また、攻撃者からの金銭の要求に応じてしまうと、犯罪組織を助長するだけで根本的な解決にはつながらず、データが完全に元通りになる保証もない。従って、金銭の支払いを前提にせずに復旧する体制づくりが推奨されている。業務でどのデータが特に重要か事前に棚卸しをし、優先度をつけてバックアップや復旧の策を講じることも効果的なディフェンスと言える。もしウイルスに感染した兆候を感じた場合は、直ちにネットワークから端末を切り離し、他の端末やサーバーへの感染拡大を防ぐ手立てを講じる必要がある。その上で、どの範囲のシステムがどこまで被害を受けたかを正確に把握し、復旧計画を立てて行くことが求められる。

さらに、情報機密保持や法規制への適応も重要度が増しており、万一の被害について記録を取り、必要な外部機関や社内関係者へ報告する体制も準備することが望まれる。サイバー攻撃の手法は高度化・複雑化の一途をたどっている。ウイルスの感染源を特定し予防するだけでなく、万一に備えて復元可能なバックアップ体制の保持、利用者のリテラシー向上、適切なシステム保守が相互にかみ合い、多層的な備えを講じておくことが、被害の回避や縮小には不可欠である。情報やシステム資産を守ることは、日常的なIT管理の延長線上にある重要課題であり、実効性あるランサムウェア対策を常に意識し継続的に見直すことこそが唯一の道である。ランサムウェアはサイバー攻撃の中でも被害が深刻化しており、組織や個人の大切なデータを人質に金銭を要求する手口が特徴です。

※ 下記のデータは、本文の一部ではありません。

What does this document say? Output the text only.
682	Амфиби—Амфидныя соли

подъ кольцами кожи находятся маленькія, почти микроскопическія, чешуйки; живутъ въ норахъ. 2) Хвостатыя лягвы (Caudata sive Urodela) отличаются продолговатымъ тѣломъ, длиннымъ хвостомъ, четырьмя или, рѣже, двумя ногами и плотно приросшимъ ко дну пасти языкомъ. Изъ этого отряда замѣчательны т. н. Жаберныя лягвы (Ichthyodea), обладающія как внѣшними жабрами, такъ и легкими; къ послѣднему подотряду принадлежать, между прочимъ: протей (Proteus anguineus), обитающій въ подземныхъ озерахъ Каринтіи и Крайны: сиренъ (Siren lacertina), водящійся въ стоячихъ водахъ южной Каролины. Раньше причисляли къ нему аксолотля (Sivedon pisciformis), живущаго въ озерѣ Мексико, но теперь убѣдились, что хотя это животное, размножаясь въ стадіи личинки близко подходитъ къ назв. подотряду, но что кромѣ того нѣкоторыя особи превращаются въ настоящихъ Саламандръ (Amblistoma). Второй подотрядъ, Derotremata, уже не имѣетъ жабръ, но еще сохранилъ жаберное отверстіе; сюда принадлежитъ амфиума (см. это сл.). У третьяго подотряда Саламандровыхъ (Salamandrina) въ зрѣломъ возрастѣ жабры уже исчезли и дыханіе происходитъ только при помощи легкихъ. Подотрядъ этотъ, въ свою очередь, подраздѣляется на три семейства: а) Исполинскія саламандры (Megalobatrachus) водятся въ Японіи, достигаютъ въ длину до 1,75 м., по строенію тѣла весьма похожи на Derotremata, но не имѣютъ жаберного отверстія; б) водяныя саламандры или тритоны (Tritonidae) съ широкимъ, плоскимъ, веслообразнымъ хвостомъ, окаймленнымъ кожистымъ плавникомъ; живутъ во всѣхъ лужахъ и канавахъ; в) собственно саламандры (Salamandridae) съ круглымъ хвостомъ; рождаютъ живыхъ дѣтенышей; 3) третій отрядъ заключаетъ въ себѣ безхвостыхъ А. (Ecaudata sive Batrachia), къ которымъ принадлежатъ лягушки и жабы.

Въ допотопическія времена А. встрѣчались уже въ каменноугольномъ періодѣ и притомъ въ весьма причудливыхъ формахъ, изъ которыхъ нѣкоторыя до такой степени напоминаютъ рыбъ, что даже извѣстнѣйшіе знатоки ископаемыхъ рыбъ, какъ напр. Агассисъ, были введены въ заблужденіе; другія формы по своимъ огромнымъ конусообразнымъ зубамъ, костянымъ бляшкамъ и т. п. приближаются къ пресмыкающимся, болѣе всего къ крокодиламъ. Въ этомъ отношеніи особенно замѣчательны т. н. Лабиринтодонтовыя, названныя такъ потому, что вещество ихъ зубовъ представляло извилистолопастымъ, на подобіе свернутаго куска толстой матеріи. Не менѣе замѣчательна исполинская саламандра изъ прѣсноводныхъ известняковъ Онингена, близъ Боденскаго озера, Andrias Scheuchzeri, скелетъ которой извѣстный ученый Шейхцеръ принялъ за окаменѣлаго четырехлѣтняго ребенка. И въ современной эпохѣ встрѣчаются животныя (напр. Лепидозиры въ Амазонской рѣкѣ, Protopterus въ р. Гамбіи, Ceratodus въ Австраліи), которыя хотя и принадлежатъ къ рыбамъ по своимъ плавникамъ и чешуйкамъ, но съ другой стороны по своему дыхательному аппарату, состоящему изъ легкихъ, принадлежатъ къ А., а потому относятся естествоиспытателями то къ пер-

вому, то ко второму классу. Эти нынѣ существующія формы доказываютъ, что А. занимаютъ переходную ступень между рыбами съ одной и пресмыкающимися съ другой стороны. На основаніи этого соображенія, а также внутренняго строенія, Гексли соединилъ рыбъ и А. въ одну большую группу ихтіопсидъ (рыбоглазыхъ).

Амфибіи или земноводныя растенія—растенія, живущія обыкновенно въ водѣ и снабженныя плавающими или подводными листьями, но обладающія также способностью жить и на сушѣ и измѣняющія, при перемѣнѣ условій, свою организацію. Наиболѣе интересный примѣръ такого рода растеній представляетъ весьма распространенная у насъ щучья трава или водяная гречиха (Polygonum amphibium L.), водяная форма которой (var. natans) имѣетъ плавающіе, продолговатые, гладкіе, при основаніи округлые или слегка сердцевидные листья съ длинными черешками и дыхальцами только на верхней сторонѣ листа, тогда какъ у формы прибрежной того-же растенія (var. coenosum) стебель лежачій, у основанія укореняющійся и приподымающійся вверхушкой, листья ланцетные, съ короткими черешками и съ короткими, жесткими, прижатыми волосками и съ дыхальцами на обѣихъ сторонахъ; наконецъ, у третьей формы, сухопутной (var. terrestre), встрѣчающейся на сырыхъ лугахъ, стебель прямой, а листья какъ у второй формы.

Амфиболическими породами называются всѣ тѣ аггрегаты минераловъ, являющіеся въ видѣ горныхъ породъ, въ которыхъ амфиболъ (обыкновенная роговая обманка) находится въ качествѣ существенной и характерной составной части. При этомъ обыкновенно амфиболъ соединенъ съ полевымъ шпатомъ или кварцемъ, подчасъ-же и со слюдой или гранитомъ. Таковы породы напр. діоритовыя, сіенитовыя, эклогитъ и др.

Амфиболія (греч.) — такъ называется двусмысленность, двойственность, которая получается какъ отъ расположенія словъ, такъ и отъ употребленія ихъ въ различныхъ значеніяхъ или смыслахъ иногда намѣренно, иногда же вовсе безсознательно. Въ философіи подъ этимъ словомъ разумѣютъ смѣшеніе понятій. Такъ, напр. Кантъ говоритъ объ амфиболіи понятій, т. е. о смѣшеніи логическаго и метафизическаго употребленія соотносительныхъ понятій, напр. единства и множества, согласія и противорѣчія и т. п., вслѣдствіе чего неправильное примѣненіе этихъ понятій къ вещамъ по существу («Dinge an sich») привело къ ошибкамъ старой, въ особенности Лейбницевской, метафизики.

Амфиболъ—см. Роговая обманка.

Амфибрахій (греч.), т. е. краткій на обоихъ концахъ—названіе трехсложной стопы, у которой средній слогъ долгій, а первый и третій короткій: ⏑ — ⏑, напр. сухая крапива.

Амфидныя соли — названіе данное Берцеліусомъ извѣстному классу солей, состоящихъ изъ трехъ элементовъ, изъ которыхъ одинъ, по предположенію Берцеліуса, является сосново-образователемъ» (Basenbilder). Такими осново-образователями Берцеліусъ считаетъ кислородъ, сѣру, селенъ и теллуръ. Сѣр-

その被害を防ぐためには、単にバックアップを取るだけでなく、外部媒体への定期的な保存やオフラインでの管理、そしてリストア手順の検証など、実効性のあるデータ保護が重要です。ウイルスは巧妙化しており、ネットワーク全体に拡大するため、世代管理や多重バックアップも有効な対策となります。加えて、日頃から利用者一人ひとりがサイバーリテラシーを高め、不審なメールやWebサイトへの注意、ルールの周知徹底も欠かせません。また、ウイルス対策ソフトの定期的な更新やOS・アプリケーションの脆弱性対策も基本です。仮に感染が疑われた場合は即座に端末をネットワークから切り離し、被害拡大を防ぐ体制と、関係者への適切な報告体制も準備が必要です。

万が一攻撃を受けた際は、金銭の支払いに頼らず復旧できる備えが求められます。多層的なセキュリティ対策と日常的な見直し・改善こそが、ランサムウェアの被害を最小限に抑える鍵となります。